Régine, psychologue en cabinet libéral, mais aussi encore infirmière en psychiatrie, observe tous les enjeux autour de ce référentiel. Les équipes « ont eu des

difficultés à comprendre le portfolio, l’évaluation ». Ils auraient mal vécu l’arrivée de nouveaux étudiants qui « auront un diplôme plus élevé que le leur ». Ils penseraient que le mode actuel de validation des stages « favorise » les élèves. Régine dit qu’elle voit certains collègues « se venger, jalouser le grade licence ». Manon, jeune diplômée ayant suivi la formation selon ce « nouveau référentiel » confirme ce point de vue : « Ce qui est difficile aussi pour cette nouvelle génération, dont je fais partie, c’est cette nouvelle réforme.
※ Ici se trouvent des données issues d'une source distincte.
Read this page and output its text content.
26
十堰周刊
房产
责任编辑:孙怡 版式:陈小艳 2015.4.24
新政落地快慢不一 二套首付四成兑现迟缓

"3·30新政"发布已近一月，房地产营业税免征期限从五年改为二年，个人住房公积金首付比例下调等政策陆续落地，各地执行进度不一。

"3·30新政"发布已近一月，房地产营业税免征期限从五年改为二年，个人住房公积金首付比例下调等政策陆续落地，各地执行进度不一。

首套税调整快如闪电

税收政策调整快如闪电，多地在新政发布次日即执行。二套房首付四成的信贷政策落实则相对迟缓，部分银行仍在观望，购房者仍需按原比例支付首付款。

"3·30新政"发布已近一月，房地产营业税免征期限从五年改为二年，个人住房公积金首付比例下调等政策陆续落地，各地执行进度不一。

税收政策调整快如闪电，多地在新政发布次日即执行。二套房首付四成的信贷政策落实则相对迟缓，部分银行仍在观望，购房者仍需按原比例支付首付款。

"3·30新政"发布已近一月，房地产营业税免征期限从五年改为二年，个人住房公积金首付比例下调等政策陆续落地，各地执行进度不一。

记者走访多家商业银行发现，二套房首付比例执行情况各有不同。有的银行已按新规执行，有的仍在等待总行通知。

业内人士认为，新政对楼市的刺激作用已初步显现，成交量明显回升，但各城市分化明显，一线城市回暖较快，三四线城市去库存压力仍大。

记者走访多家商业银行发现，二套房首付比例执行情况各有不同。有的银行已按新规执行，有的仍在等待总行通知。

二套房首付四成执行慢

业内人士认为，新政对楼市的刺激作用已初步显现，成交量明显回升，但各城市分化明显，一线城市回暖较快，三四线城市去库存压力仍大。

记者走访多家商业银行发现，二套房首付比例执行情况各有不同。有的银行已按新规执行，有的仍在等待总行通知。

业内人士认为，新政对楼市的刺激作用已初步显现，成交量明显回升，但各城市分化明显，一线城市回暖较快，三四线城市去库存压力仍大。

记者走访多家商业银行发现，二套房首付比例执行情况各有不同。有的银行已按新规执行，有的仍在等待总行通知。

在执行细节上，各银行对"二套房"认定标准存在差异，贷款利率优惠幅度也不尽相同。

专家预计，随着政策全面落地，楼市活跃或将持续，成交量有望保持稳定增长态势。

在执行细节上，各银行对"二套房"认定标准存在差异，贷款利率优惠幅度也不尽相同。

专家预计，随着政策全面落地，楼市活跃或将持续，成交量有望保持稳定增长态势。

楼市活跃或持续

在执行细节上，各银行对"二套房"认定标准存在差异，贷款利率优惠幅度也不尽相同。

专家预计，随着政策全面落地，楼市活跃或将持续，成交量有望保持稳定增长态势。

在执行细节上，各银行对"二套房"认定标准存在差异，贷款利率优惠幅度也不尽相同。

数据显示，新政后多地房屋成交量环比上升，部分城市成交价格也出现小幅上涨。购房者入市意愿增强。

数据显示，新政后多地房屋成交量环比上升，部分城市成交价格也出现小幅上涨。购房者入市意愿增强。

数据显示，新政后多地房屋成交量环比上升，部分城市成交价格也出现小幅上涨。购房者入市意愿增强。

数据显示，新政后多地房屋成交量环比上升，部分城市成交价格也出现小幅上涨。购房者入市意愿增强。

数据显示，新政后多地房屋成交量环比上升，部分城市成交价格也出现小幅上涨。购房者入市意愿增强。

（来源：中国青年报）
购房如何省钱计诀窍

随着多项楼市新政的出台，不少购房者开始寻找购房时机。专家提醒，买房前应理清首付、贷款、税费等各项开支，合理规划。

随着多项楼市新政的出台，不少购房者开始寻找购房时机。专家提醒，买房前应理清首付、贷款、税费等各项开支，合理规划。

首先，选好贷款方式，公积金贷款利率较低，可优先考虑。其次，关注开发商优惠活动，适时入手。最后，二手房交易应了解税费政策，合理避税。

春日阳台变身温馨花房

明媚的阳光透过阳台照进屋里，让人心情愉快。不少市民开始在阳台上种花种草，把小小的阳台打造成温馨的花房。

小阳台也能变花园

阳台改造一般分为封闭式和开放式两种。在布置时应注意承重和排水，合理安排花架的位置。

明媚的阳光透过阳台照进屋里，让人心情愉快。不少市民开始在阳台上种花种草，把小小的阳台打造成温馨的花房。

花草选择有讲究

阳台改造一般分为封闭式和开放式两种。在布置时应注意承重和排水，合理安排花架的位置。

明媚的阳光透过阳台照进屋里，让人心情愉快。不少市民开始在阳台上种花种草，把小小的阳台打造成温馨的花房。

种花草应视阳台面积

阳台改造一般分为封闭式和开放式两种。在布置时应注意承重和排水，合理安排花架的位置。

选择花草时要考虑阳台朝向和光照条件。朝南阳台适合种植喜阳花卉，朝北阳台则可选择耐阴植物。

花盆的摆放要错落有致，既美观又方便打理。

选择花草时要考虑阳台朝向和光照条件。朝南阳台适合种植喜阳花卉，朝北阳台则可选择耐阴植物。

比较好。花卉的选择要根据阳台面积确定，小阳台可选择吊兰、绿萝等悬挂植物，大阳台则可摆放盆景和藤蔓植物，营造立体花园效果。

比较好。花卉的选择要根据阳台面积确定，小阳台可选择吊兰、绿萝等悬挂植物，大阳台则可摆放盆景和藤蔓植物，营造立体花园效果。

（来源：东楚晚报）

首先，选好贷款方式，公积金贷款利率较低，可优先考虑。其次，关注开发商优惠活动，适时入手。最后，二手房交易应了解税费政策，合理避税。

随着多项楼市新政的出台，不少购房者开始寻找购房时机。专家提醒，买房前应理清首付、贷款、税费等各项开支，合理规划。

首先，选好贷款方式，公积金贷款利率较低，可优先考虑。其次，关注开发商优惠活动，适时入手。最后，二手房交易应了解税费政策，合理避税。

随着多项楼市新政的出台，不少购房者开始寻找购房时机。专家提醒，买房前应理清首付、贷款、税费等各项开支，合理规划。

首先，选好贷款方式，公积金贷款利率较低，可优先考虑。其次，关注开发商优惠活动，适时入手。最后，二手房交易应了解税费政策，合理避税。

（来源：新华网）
Dans les services cela ne passe pas ! On en entend parler tous les jours ! […] Tout ce qui est nouveau et qui n’a pas fait ses preuves ne fonctionne pas... j’en avais marre d’entendre en stage que l’on formait des professionnels au rabais ! C’est dur ! […] J’ai mal vécu courant de mes études le fait de devoir toujours me justifier, d’expliquer pourquoi c’est intéressant de travailler par compétence, comment l’on doit remplir les feuilles de stage. Cela met la pression ! ». Stéphanie, en tant que cadre d’unité de gériatrie, le dit également avec d’autres mots : le référentiel a changé en 2009, certains soignants qui « ne comprennent pas, car ils ne s’y sont jamais intéressés », « critiquent les étudiants qui seraient moins bien formés de nos jours ». Elle constate comme conséquences que les apprentis peuvent parfois ressentir du « jugement » et du « rejet ». Nous avons relevé et fait remarquer à Laurène que ce changement de référentiel en 2009 était toujours appelé « nouveau diplôme même 6 ans après ». Elle a répondu : « on entend encore, ce nouveau diplôme, mais je crois qu’en fait cette réforme, elle a été difficilement palpable et compréhensible par les équipes, c’est-à-dire qu’on a l’impression que les gens mettent des années à s’approprier cette nouvelle manière d’encadrer les étudiants ».